Bellesiles’ Arming America Redux: Does the Gunning of America Rewrite American History to Suit Modern Sensibilities?
41 S. Ill. U. L.J. 403-338 (2017)
44 Pages Posted: 11 Jun 2016 Last revised: 31 Aug 2017
Date Written: June 3, 2016
Fifteen years ago, Michael Bellesiles’ Arming America was the darling of antigun intellectuals because it created an entirely new perception of the American relationship to guns. It implicitly argued for a much narrower reading of the Second Amendment, one compliant with an America (then) that hated guns and did not own them and an ivory tower today that hates guns and the Americans who bought at least 23 million guns in 2015. Questions were soon raised about the accuracy of the statistics in Bellesiles’ articles and book, and then his honesty about where he researched documents, his widespread alteration of quotes, and his citations to documents that directly refuted his claims.
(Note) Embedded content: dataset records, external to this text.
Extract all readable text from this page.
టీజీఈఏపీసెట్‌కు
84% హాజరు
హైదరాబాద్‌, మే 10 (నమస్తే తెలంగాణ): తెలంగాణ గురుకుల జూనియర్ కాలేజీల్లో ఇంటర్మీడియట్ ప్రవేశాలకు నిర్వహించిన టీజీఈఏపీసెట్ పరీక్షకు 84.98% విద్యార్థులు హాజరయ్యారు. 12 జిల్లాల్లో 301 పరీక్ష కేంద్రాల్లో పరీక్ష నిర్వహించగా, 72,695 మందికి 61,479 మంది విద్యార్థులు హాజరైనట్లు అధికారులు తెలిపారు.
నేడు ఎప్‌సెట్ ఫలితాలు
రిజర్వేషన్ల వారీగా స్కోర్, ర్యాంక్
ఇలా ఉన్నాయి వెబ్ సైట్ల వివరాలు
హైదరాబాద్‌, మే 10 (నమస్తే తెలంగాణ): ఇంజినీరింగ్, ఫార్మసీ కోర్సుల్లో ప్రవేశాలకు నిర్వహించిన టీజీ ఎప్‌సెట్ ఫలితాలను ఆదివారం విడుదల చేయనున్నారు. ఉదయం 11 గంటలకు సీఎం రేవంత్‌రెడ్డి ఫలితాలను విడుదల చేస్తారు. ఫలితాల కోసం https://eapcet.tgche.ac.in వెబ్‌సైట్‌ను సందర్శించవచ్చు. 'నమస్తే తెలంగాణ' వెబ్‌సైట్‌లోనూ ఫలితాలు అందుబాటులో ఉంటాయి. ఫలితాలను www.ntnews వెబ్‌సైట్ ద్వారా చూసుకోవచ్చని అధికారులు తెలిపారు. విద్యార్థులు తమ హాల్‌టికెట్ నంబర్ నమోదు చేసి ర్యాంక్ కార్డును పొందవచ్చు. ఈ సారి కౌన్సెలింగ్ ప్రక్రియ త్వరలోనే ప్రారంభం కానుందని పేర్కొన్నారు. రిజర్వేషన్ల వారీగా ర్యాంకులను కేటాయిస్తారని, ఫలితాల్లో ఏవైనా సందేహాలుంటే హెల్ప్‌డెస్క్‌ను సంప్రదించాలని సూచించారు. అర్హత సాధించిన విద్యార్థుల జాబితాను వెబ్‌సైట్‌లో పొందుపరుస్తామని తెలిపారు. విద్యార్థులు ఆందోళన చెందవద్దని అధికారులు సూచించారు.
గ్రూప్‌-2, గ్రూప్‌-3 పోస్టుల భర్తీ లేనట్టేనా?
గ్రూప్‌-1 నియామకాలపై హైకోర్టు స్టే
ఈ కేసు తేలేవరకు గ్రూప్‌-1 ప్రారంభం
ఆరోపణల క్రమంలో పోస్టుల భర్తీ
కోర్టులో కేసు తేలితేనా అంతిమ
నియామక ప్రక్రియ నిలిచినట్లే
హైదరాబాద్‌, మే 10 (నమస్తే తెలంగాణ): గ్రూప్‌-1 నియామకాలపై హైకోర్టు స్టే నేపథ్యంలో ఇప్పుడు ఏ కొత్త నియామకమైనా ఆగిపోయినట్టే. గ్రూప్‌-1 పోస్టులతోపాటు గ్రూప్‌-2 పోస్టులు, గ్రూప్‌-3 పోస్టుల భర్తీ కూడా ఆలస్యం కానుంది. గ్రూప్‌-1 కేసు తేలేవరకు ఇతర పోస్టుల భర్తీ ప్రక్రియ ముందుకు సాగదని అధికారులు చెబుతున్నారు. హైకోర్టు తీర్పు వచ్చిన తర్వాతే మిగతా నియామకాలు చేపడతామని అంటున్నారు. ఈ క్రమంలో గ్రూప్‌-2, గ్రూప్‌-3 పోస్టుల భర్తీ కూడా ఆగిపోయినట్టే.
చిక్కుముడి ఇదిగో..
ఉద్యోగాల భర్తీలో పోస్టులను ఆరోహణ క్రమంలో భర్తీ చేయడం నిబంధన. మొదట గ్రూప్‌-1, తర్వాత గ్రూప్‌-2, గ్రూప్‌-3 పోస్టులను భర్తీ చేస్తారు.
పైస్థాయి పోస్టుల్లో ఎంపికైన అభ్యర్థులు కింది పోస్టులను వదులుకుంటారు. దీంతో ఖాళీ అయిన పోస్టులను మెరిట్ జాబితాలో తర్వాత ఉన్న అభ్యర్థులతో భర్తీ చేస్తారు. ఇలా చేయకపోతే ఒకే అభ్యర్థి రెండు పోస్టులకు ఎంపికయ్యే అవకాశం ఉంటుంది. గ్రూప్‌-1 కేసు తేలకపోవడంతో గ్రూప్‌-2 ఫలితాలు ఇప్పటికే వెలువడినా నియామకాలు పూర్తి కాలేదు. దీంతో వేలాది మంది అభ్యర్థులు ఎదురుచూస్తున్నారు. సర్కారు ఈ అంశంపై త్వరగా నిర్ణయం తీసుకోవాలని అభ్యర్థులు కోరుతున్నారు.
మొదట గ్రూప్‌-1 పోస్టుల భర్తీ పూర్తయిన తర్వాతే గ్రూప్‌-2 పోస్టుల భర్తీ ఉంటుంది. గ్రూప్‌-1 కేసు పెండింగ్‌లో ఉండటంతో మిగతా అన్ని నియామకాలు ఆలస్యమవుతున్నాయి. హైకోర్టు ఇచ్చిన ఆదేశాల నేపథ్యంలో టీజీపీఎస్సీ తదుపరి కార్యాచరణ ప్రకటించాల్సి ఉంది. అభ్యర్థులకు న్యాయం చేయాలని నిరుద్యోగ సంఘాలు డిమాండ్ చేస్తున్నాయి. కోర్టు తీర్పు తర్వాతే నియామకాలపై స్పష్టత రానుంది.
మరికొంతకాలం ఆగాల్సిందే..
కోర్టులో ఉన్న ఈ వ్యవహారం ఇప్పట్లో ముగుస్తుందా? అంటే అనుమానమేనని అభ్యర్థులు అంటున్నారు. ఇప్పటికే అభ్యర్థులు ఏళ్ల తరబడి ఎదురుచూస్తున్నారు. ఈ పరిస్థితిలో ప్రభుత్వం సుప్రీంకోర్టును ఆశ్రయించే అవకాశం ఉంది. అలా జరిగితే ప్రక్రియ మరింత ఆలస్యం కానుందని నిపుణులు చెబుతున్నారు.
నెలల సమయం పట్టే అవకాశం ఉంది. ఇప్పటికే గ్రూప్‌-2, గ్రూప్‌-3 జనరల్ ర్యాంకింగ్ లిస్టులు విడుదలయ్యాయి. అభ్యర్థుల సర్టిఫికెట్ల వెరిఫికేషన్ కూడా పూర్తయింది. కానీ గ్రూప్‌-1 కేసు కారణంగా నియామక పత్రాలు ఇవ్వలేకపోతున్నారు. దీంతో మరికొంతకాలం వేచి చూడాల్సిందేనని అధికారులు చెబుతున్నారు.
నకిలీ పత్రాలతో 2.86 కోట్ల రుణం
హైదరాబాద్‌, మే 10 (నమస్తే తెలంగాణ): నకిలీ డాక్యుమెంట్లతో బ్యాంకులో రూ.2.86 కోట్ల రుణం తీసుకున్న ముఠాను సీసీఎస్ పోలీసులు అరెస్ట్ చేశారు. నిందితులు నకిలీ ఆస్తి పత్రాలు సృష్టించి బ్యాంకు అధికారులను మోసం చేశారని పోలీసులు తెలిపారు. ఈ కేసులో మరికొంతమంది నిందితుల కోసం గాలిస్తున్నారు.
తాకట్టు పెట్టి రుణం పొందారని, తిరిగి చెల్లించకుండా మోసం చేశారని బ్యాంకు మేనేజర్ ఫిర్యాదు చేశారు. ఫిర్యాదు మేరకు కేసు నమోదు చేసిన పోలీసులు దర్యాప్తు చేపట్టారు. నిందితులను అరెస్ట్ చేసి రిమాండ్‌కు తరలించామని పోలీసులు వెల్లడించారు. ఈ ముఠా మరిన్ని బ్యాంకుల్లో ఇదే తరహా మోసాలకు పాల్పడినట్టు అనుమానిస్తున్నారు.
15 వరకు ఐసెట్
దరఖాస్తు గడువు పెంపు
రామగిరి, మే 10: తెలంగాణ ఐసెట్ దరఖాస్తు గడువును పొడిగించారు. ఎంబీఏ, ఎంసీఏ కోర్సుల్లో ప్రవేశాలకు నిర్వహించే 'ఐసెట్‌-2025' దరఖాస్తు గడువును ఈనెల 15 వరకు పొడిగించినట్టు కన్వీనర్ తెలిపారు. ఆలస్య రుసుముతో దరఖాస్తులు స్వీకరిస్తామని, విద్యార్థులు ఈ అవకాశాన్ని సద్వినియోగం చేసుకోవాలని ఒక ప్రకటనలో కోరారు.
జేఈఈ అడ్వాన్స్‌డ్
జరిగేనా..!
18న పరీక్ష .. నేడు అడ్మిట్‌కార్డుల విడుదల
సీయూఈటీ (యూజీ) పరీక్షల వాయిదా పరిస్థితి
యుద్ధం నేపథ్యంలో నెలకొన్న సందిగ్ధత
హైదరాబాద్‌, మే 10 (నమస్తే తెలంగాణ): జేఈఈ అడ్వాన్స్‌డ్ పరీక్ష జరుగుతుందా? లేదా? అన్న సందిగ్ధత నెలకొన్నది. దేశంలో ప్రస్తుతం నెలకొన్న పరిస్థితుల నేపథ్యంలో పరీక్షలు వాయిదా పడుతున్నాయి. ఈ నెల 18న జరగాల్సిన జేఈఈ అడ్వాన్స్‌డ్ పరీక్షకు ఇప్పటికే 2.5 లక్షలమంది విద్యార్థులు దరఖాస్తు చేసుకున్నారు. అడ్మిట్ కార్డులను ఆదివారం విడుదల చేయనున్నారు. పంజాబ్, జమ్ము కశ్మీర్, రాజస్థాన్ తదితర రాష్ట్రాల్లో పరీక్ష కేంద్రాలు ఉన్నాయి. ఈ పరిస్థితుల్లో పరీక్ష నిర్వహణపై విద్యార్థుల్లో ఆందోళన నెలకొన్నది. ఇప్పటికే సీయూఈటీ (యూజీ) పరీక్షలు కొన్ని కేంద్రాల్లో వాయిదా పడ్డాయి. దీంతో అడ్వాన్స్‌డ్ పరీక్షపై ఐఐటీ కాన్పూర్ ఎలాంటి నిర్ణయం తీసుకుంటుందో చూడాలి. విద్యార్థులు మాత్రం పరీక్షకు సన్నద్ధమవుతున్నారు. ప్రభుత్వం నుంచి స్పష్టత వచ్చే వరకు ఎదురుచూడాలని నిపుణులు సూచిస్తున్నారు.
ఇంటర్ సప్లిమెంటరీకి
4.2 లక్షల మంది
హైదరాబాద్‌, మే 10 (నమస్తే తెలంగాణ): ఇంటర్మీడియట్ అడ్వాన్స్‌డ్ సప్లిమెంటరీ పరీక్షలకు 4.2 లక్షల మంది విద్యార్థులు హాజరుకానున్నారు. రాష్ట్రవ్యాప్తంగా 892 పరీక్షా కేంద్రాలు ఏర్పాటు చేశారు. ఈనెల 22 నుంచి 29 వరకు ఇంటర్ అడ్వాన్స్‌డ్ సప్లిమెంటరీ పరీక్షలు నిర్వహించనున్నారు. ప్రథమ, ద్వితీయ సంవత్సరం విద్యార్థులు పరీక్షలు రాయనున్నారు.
He rapidly went from tenured professor of history at Emory University to bartender, picking up some unprecedented punishments along the way for fraud. A new book, Pamela Haag’s The Gunning of America: Business and the Making of American Gun Culture (Basic Books, 2015) makes (by the author’s own admission) many of the same arguments and demonstrates the dangers of unexamined assumptions. Judges and their clerks need to be aware that while the future is known; the past changes at the whim of careless historians.